Mesoporous Silica Materials Labeled for Optical Oxygen Sensing and Their Application to Development of a Silica-Supported Oxidoreductase Biocatalyst

Porous silica materials make great supports for heterogeneous catalysis with immobilized enzymes; however, direct functionalization of their surface through stable attachment of enzymes, reporter molecules, or both is a difficult problem. Overcoming that is necessary for practical implementation. Here, we integrate the development of luminophor-doped oxygen-sensing silica materials with a modular strategy of enzyme immobilization to demonstrate generally applicable design of an oxygen-dependent biocatalyst on a porous silica support. Zbasic2, a highly positively charged silica-binding module of about 7 kDa size, was fused to D-amino acid oxidase, and the resulting chimeric protein was tethered noncovalently via Zbasic2 in defined orientation and in a highly selective manner on silica.

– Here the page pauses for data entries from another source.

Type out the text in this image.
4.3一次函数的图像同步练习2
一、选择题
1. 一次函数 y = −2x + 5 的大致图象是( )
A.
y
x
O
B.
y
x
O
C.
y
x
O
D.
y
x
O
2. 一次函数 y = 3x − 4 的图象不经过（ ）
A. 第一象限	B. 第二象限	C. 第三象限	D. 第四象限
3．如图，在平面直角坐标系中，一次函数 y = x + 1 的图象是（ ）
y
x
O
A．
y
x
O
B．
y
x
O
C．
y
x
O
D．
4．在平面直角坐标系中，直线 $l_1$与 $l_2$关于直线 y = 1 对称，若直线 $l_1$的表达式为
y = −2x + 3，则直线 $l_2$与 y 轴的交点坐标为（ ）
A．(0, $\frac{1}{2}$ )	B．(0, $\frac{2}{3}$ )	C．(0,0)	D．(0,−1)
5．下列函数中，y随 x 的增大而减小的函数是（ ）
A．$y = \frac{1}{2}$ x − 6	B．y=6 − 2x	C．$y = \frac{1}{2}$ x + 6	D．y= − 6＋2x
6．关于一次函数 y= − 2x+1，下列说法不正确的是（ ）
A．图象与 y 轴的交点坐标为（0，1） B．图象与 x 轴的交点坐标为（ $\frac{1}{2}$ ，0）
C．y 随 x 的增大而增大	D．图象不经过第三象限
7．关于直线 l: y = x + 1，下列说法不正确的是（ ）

The enzyme supports used differed in overall shape and size as well as in internal pore structure. A confocal laser scanning microscopy (CLSM) analysis that employed the oxidase's flavin cofactor as the fluorescent reporter group showed a homogeneous internal protein distribution in all supports used. Ru-based organometallic luminophor was adsorbed tightly onto the silica supports, thus enabling internal optical sensing of the O-2 available to the enzymatic reaction. Optimization of the surface labeling regarding homogeneous luminophor distribution was guided, and its efficacy was verified by CLSM. Mesostructured silica surpassed controlled pore glass by >= 10-fold in terms of immobilized enzyme effectiveness at high loading of oxidase activity. The effect was shown from detailed comparison of the time-resolved O-2 concentration profiles in solution and inside porous support to result exclusively from variable degrees of diffusion-caused limitation in the internal O-2 availability. Enzyme immobilized on mesostructured silica approached perfection of a heterogeneous biocatalyst in being almost as effective as the free enzyme (assayed in oxidative deamination of D-methionine), thus emphasizing the large benefit of targeted mass transfer intensification, through proper choice of support parameters, in the development of immobilizates of O-2-dependent oxidoreductases on porous silica material.